Lead Research Organisation: Royal Northern College of Music
Department Name: Research Office


The project examines the role of music in the transition of the Ethical Society from a Chapel to an Institute to a Society; in other words, from a non-conformist religious organisation to a Humanist society. The South Place Ethical Society is known for its promotion of equal rights and free thinking. It was part of a web of interconnected progressive organisations whose members often had multiple affiliations. Many of these groups saw the creation of an alternative culture as part of their mission of 'making socialists'. This included musical as well as other forms of creative cooperative expression. The South Place Ethical Society was one space in which progressives of the period could encounter one another free of sectarian disputes and where what Belfort Bax called 'fads', such as theosophy, vegetarianism and feminism, might be shared interests rather than distractions from socialist or radical politics.

This project tests this understanding of the Ethical Society in the case of music, where gender roles in the 19th and early 20th centuries have been clearly defined and confined to the private sphere. Music permeated the community life of the society where there was an emphasis on family participation. For instance, Josephine Troup (1880-1913) composed children's songs; the Flower sisters composed hymns and women participated in other family and semi-domestic music, such as children's parties. Music had a role and value in both 'worship' and what replaced it; hymns and anthems were sung and performed long after the organisation became secular. The society also had an orchestra, which was open to both members and non-members. Better known is the society's long running concert series, the South Place Sunday Concerts (from 1887-present) and the more peripatetic People's Concerts. These had an educative purpose, replacing services and standing alongside the lectures and debates, which were and still are so important to the identity of the organisation. The concerts were public and professional. Women certainly numbered among the performers and, more unusually, composers. Some names stand out, such as Edith Swepston, Amy Horrocks, Helen Henschall, Adela Verne. Some of these women were related to prominent figures in the South Place Ethical Society. This study will explore their participation as musicians and whether the opportunities they were afforded in this community context were replicated elsewhere. Did the Society nurture and promote musical talent so that it could develop elsewhere or was it confined to the community? The project will also look at programming to see whether the radical reputation of the Society was reflected in musical activities. In so doing, it will make comparisons with contemporaneous concert societies and will compare the functions of music in other radical societies, such as the Fabian Society and the Social Democratic Federation.
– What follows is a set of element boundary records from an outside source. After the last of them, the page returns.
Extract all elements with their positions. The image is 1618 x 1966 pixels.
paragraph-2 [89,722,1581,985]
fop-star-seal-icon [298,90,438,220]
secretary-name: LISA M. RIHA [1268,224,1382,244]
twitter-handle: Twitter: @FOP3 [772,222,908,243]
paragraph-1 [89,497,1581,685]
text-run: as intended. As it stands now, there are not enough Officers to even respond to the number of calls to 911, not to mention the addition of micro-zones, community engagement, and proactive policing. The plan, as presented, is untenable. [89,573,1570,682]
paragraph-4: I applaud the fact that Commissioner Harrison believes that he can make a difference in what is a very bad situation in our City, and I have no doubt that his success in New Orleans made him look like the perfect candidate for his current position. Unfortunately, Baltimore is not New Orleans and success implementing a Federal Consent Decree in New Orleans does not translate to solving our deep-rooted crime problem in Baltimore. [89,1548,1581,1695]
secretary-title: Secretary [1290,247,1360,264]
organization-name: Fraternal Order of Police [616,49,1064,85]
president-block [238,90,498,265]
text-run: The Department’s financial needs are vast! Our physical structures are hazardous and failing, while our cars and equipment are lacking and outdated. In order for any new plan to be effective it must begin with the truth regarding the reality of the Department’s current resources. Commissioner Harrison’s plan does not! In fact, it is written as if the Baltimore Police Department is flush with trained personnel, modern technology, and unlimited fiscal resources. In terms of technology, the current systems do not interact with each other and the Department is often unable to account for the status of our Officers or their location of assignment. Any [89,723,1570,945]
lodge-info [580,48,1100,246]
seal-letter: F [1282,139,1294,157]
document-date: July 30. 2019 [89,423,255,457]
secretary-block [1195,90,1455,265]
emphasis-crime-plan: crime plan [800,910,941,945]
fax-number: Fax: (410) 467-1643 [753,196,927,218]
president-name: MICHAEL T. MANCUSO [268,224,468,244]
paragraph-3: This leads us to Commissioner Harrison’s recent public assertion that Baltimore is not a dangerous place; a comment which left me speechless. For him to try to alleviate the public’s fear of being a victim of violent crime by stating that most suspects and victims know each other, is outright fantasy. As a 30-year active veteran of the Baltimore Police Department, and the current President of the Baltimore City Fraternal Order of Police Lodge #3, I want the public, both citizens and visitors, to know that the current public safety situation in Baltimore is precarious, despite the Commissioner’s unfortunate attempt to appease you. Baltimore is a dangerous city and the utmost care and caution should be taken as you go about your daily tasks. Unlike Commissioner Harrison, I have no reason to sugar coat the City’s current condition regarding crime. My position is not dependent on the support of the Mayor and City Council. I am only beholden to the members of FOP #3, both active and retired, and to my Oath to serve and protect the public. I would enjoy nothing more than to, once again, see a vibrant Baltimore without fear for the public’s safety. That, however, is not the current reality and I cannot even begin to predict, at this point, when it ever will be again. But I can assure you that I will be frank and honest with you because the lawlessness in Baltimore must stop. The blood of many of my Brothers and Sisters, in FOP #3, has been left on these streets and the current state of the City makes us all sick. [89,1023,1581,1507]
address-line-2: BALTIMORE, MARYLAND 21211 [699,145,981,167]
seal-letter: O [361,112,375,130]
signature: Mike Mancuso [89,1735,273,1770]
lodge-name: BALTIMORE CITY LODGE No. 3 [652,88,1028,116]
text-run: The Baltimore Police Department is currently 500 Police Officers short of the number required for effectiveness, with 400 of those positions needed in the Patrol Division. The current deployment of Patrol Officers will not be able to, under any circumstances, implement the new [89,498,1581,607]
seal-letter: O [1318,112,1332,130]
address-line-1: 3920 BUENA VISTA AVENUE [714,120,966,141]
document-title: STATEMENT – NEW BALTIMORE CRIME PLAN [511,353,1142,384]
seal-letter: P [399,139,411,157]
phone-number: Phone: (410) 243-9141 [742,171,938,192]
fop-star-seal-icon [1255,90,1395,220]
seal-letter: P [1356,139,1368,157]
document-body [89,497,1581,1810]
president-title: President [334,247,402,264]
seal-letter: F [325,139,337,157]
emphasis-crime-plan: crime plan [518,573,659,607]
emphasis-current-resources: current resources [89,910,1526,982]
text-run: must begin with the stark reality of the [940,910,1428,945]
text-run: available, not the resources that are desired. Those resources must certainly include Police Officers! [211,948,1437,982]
The doctoral project focuses on the hitherto unstudied music holdings at the

Humanist Library and Archives. These include the extensive South Place Sunday Concert Archive, which has annual reports detailing repertoire and performers, committee minute books and papers, concert programmes, an extensive collection of scores, catalogues for programme planning, publicity material, newspaper cuttings and photographs. The library's collection also includes the hymn books, anthems, children's songbooks and discussions of musical activities in the Society's publications, such as the South Place Magazine and Ethical Record. The student will engage with current audiences at the Conway Hall Ethical Society and seek to reach new audiences in mainly London, the North West and on-line to test out the findings of the project, to stimulate debate and facilitate reflection. This reflection will, in turn, feed into the project's discussion. The student will have the opportunity to fashion a PhD project from these resources in consultation with the supervisory team.